Applying AI to due diligence is nothing new. Correlation Ventures, EQT Ventures and Signalfire are among the firms currently using algorithms to inform their investments. Gartner predicts that 75% of VCs will use AI to make investment decisions by 2025, up from less than 5% today. But while some see the value in the technology, dangers lurk beneath the surface. In 2020, Harvard Business Review (HBR) found that an investment algorithm outperformed novice investors but exhibited biases, for example frequently selecting white and male entrepreneurs. HBR noted that this reflects the real world, highlighting AI’s tendency to amplify existing prejudices.

In more encouraging news, scientists at MIT, alongside researchers at Cornell and Microsoft, claim to have developed a computer vision algorithm — STEGO — that can identify images down to the individual pixel. While this might not sound significant, it’s a vast improvement over the conventional method of “teaching” an algorithm to spot and classify objects in pictures and videos.

Traditionally, computer vision algorithms learn to recognize objects (e.g., trees, cars, tumors, etc.) by being shown many examples of the objects that have been labeled by humans. STEGO does away with this time-consuming, labor-intensive workflow by instead applying a class label to each pixel in the image. The system isn’t perfect — it sometimes confuses grits with pasta, for example — but STEGO can successfully segment out things like roads, people and street signs, the researchers say.

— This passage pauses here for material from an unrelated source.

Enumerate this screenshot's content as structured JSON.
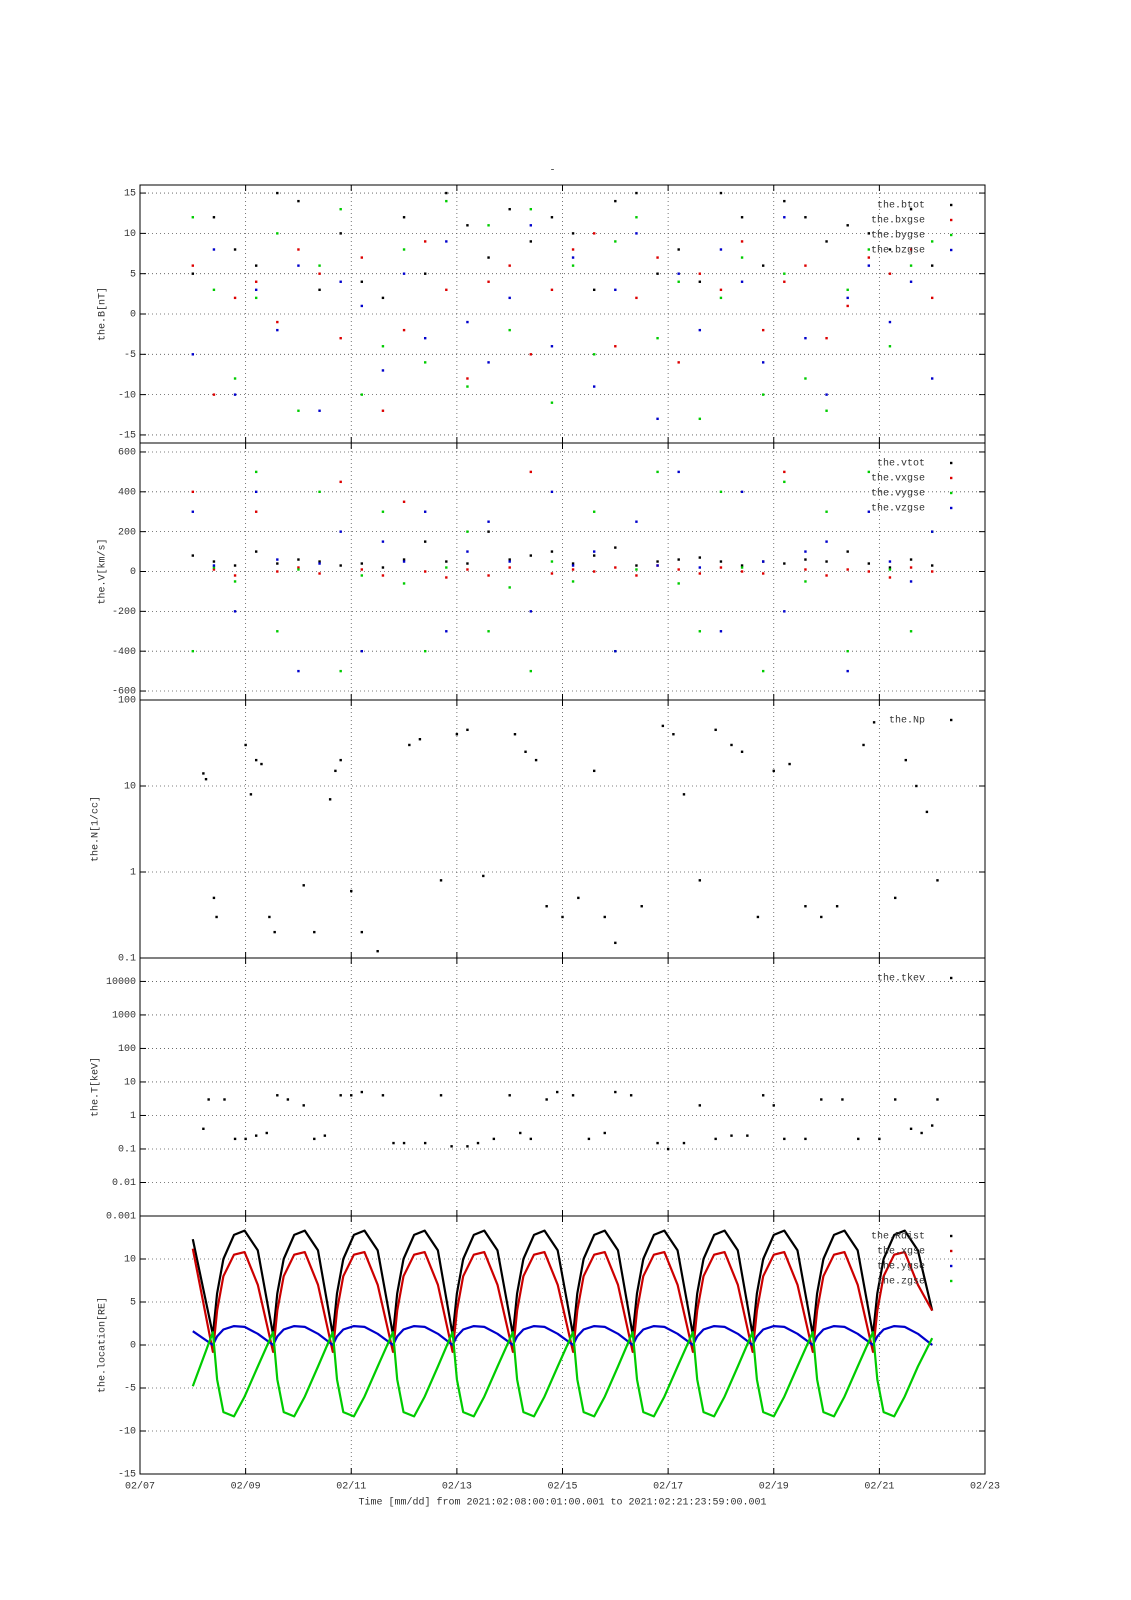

On the topic of object recognition, it appears we’re approaching the day when academic work like DALL-E 2, OpenAI’s image-generating system, becomes productized. New research out of Columbia University shows a system called Opal that’s designed to create featured images for news stories from text descriptions, guiding users through the process with visual prompts.

When they tested it with a group of users, the researchers said that those who tried Opal were “more efficient” at creating featured images for articles, creating over two times more “usable” results than users without. It’s not difficult to imagine a tool like Opal eventually making its way into content management systems like WordPress, perhaps as a plugin or extension.

“Given an article text, Opal guides users through a structured search for visual concepts and provides pipelines allowing users to illustrate based on an article’s tone, subjects and intended illustration style,” the coauthors wrote. “[Opal] generates diverse sets of editorial illustrations, graphic assets and concept ideas.”